The first, and probably the only thing, that preoccupies the minds of people in jail is how they could get out as quickly as possible. One way this could be achieved legally is by paying bail.
Bail is the cash or any other form of property given by a charged or arrested person, to secure his release from jail with the understanding that he will present himself anytime he is needed in the court. If the defendant absconds or does not return to court at the prescribed time, he not only forfeits his property or cash, the court can order his arrest.
Bail is usually set by judges. After being charged, a judge can decide if the defendant can be granted indemnity or remanded. However, to prevent overcrowding and to allow people the chance to get out of jail immediately, judges may demand a fixed fee for common crimes.
Judges can also opt to lower the usual amount if the defendant is unable to pay the standard amount. The defendant can ask for a reduction in the amount in a special hearing or when he is brought to the court for the first time (arraignment). In certain states, if the defendant cannot afford indemnity, it is legal for him to use the services of a bondsman. The bondsman advances him the bail amount while charging a percentage. When the defendant shows up in court, the bondsman can then collect the amount owed to him/her.
Setting Bail by Algorithm
Technology has made it possible to design algorithms that can use the suspect’s data to calculate the amount a suspect needs to pay. The algorithm takes into consideration such factors as age and criminal history. It uses all these details to assess the risk of the suspect committing further crimes or running away from law.
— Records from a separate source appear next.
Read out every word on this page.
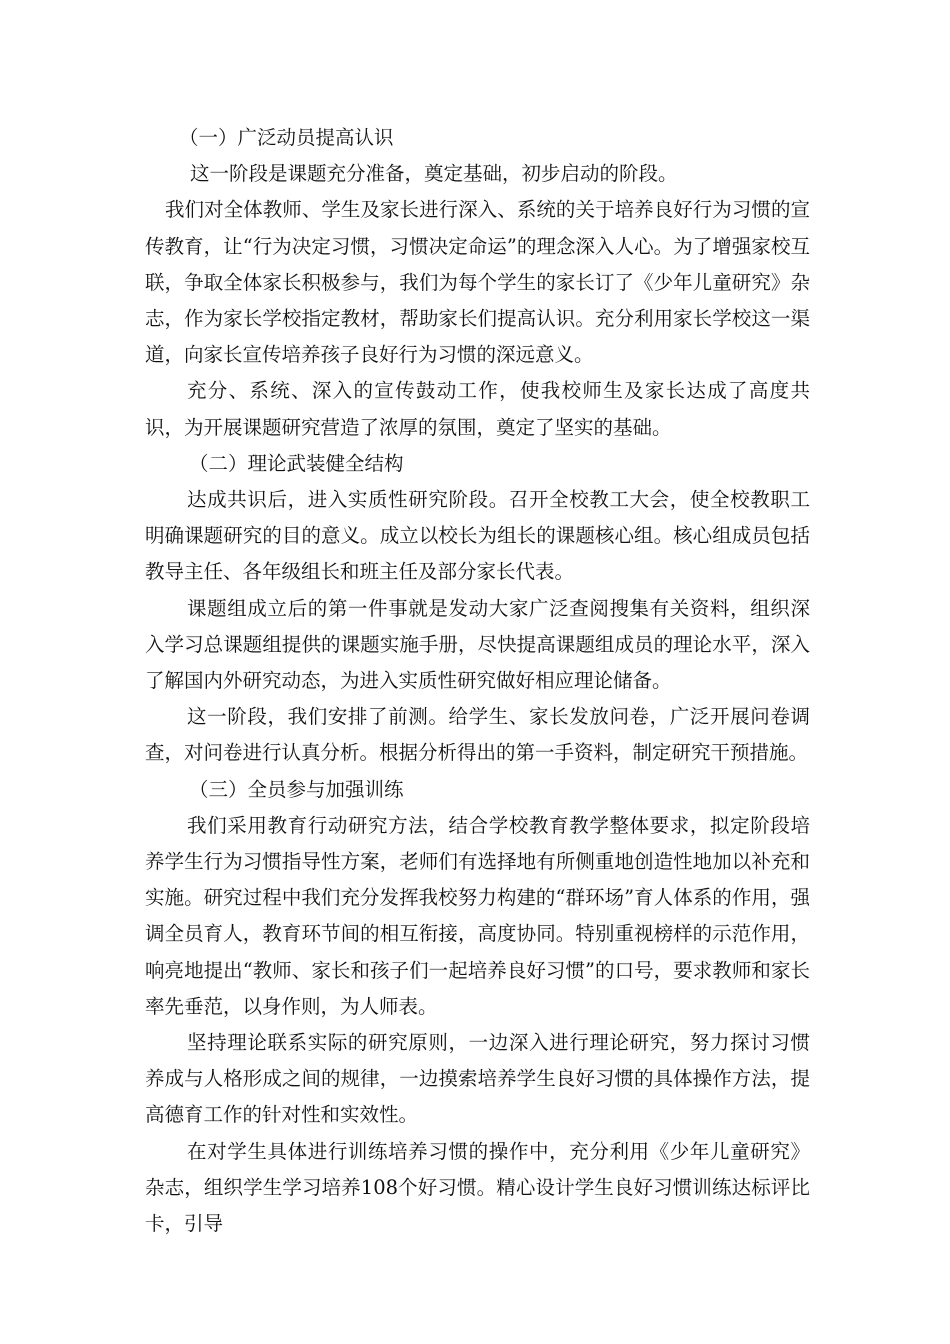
（一）广泛动员提高认识

这一阶段是课题充分准备，奠定基础，初步启动的阶段。

我们对全体教师、学生及家长进行深入、系统的关于培养良好行为习惯的宣传教育，让“行为决定习惯，习惯决定命运”的理念深入人心。为了增强家校互联，争取全体家长积极参与，我们为每个学生的家长订了《少年儿童研究》杂志，作为家长学校指定教材，帮助家长们提高认识。充分利用家长学校这一渠道，向家长宣传培养孩子良好行为习惯的深远意义。

充分、系统、深入的宣传鼓动工作，使我校师生及家长达成了高度共识，为开展课题研究营造了浓厚的氛围，奠定了坚实的基础。

（二）理论武装健全结构

达成共识后，进入实质性研究阶段。召开全校教工大会，使全校教职工明确课题研究的目的意义。成立以校长为组长的课题核心组。核心组成员包括教导主任、各年级组长和班主任及部分家长代表。

课题组成立后的第一件事就是发动大家广泛查阅搜集有关资料，组织深入学习总课题组提供的课题实施手册，尽快提高课题组成员的理论水平，深入了解国内外研究动态，为进入实质性研究做好相应理论储备。

这一阶段，我们安排了前测。给学生、家长发放问卷，广泛开展问卷调查，对问卷进行认真分析。根据分析得出的第一手资料，制定研究干预措施。

（三）全员参与加强训练

我们采用教育行动研究方法，结合学校教育教学整体要求，拟定阶段培养学生行为习惯指导性方案，老师们有选择地有所侧重地创造性地加以补充和实施。研究过程中我们充分发挥我校努力构建的“群环场”育人体系的作用，强调全员育人，教育环节间的相互衔接，高度协同。特别重视榜样的示范作用，响亮地提出“教师、家长和孩子们一起培养良好习惯”的口号，要求教师和家长率先垂范，以身作则，为人师表。

坚持理论联系实际的研究原则，一边深入进行理论研究，努力探讨习惯养成与人格形成之间的规律，一边摸索培养学生良好习惯的具体操作方法，提高德育工作的针对性和实效性。

在对学生具体进行训练培养习惯的操作中，充分利用《少年儿童研究》杂志，组织学生学习培养108个好习惯。精心设计学生良好习惯训练达标评比卡，引导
The constitution of the United States via the Eighth Amendment stipulates that bail amount should not be expensive. It is not meant to be a revenue generating avenue for the government. It should also not be made a punishment onto the defendant as they are presumed innocent until proven guilty.
However, judges set impossibly high amounts at times as a means of keeping defendants in detention until they are brought to the court. The Supreme Court has shown that remanding people in detention before trials is technically legal (United States v. Salerno, 481 U.S. 739 (1987)).
Conditions of Bail
Before a defendant is granted indemnity, he also has to pledge to submit to a written number of rules. Some of the rules are pretty much straightforward and common. One common rule is pledging not to commit any other crime. Breaching any of the rules will lead to judge revoking the bail. In cases of dispute, defendant may be required to even keep a certain distance from the other party.
A bail can be paid to the court by any of the following methods:
- using cash or check to settle the full amount;
- using property worth the full amount as collateral;
- a bond or…
- a waiver of payment on the condition that the defendant agrees to appear in court at any required time (This is known as ‘posting bail on self-recognizance”. This does not involve money or any property).
Getting out of Jail for Free
At times, defendants are released on self-recognizance. They only need appear in court on the required day. People who are granted this are usually people with strong social standing that makes it virtually impossible for them to flee the town. Certain factors affect the chances of the judge allowing a defendant indemnity on self recognizance. These may include:
- Having a stable family life and relations living around the community;
- Having stayed or resided in the particular community for long;
- Possessing a job;
- No prior criminal records or having only minor records or major records that happened years ago;
- Having been arranged before a court of law or granted bail and having always appeared as required.
These kinds of factors may also be considered before the amount is set.
If you ever find yourself in jail or needing information about bail, it is quite prudent to employ the expertise of an experienced criminal defense lawyer who understands the workings of the local system. An experienced attorney can be of vital help in bail situations. Consider approaching one.